Fed up with non-answers, the head of a House budget oversight committee has recommended suspending the salary of Pedro Allende, the secretary of the Department of Management Services.
Allende’s $210,842 pay would be pending satisfactory resolution of the agency’s outstanding problems, according to Vicki Lopez, a Republican from Miami Dade who chairs the House State Administration Budget Subcommittee.
On Thursday, she also recommended the firing and pay elimination of four controversial state Data Service employees Allende had hired. In addition, five more remote state employees have been found, Lopez said, two of them graphic designers.
The actions marked what Lopez described as the “grand finale” concerning recommendations on several agencies examined by the subcommittee, but particularly with respect to Allende who had been summoned with mixed success before the lawmakers multiple times.
“There is definitely growing concern that the department’s fiscal house is completely out of order,” said Lopez. “For all of these reasons and more, I will include proviso [language in the 2026 state budget] that places the Secretary’s salary rate and salary budget in reserve. Not a dime of it will be replaced or released until he can answer these basic questions or perform the statutorily required objectives. These are not overly complex issues.”
Several hours after the meeting concluded, the agency suddenly began responding on X, posting an excerpt video from the proceedings, and “setting the record straight,” replies it claimed answered the long sought-after information. “Contrary to what was said today, the Department has worked diligently to address all concerns raised by the committee from the very beginning of Session,” @FloridaDMS insisted.
The problems Allende has been dodging began in January, soon after a scathing state audit unchallenged by Allende, was released, finding that the agency, which oversees a myriad of state operations, was unable to accurately account for millions of dollars worth of vehicles in the state’s fleet.
As the Florida Trident first reported, the audit was followed by the discovery that Allende had hired four state employees as part of DMS’ Data Team, all of them based out of state with little oversight, and was paying their commuting expenses to Tallahassee costing taxpayers tens of thousands of dollars, in addition to their six-figure salaries. Allende claimed that the hires were necessary in large part to complete a statutorily-required inventory and data catalogue, a project that remains years overdue.
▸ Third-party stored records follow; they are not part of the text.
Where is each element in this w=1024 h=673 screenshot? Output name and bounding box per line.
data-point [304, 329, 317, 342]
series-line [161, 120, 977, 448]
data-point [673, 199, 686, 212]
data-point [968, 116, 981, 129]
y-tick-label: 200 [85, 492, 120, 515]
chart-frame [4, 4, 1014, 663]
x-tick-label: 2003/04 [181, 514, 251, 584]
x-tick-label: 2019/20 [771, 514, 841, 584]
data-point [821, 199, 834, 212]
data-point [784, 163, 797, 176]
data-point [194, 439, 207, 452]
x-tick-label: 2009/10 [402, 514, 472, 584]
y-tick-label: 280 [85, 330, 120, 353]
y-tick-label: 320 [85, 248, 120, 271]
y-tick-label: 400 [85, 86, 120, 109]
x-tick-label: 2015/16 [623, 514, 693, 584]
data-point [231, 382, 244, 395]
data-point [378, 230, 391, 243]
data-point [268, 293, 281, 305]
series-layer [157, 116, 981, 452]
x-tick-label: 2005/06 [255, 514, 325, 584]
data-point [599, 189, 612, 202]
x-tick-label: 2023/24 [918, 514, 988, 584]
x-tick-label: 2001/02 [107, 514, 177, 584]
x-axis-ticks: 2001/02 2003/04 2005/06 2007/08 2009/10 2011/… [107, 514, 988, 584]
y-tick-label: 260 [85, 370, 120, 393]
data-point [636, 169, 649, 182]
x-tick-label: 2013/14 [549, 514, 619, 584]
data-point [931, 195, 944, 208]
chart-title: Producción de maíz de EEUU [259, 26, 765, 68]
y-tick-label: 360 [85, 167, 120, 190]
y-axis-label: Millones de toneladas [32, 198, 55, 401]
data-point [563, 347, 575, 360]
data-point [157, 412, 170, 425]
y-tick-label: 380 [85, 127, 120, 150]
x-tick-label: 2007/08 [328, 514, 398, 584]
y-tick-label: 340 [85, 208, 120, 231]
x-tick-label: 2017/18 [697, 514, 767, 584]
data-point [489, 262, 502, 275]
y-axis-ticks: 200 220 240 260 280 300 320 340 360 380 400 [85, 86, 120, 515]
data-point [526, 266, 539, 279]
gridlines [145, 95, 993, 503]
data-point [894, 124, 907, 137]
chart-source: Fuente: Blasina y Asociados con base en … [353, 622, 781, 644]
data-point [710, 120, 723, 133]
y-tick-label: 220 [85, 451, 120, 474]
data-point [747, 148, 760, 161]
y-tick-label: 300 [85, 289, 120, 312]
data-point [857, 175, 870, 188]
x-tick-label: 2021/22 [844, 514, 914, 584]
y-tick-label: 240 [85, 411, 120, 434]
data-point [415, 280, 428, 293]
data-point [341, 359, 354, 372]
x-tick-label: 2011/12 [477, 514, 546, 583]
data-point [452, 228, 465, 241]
He has not answered questions posed by the Trident regarding prior relationships with the elite group.
The list of issues Allende has failed to explain or remedy following the subcommittee’s inquest includes a legally-required contract DMS failed to extend with People First, which handles the state payroll and benefits for state employees; the lack of a plan to address its $60 million expenditure to fix leaking garages in the Capitol Complex which continue to leak; millions of dollars more in revenue collected than needed to pay state telecommunication service costs; a long-ignored and growing $237 million deficit facing the state employees’ health insurance trust fund; and DMS’ abrupt severance of a lease with lawmakers of the 21st floor in the Capitol.
Lopez’ subcommittee was one of several tasked by the House Speaker with examining state agency spending, and how effectively those dollars were being utilized.
“We have a crisis of leadership at DMS that has resulted in a crisis of management,” said Lopez, later adding that she hoped that the governor was paying attention: “I liken DMS to the house that’s on fire. And you can see the fire in every single window of that house.”
The subcommittee’s budget recommendations will now become part of the overall House budget package. In the weeks ahead, both the House and Senate will craft the final budget for 2025-2026.